Whereas Devaney once led a team of professional investigators responsible for sniffing out waste, fraud, and abuse, he was now faced with a rather different, but related, task: designing a Web site. In the stimulus bill, Congress had called for the creation of “user-friendly visual presentations” of data that would allow the American public to watch over the disbursement of the giant funding package. This wasn’t exactly familiar territory for Devaney, a career lawman. Perhaps Tufte could offer some advice?
And so, that April, in an office building blocks from the White House, Tufte spent a few hours with Devaney looking at sketches of some of the displays the board was preparing. Devaney showed Tufte a prototype of Recovery. gov, the site that catalogs all the projects funded with federal stimulus money around the country. Thinking about it now, Devaney remembers that the proposed pages were full of “classic Web site gobbledygook, with lots of simple pie charts and bar graphs.” Tufte took one look at the Web site mockups that the board’s designer had prepared and pronounced them “intellectually impoverished.”
was a classic Tufte moment: a spontaneous and undiplomatic assessment that immediately struck everyone in the room, even the designer himself, as undeniably true. The site would get a wholesale redesign. The model, as Tufte explained it, should be the Web site of a major newspaper, with Devaney and his staff as reporters and editors. “I told them that it isn’t an annual report,” Tufte told me later. “It shouldn’t look stylish or slick. It’s about facts.” As Tufte and Devaney talked, a number of staffers gathered in the hall, waiting for the meeting to finish. “The guys from the IT department had lined up outside my door to shake his hand and say they met the guy,” Devaney remembers.

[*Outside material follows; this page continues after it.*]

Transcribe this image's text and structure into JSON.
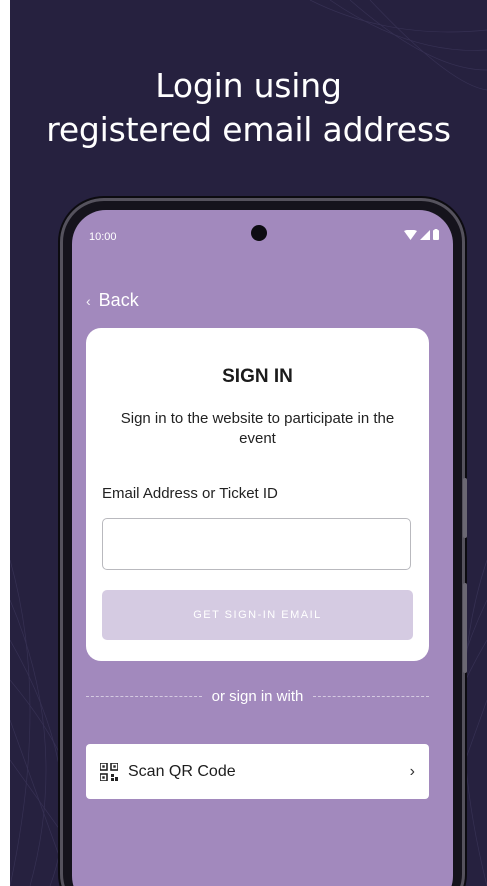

Edward Tufte occupies a revered and solitary place in the world of graphic design. Over the last three decades, he has become a kind of oracle in the growing field of data visualization – the practice of taking the sprawling, messy universe of information that makes up the quantitative backbone of everyday life and turning it into an understandable story. His four books on the subject have sold almost two million copies, and in his crusade against euphemism and gloss, he casts a shadow over the world of graphs and charts similar to the specter of George Orwell over essay and argument.
Tufte is a philosopher king who reigns over his field largely because he invented it. For years, graphic designers were regarded as decorators, whose primary job was to dress up facts with pretty pictures.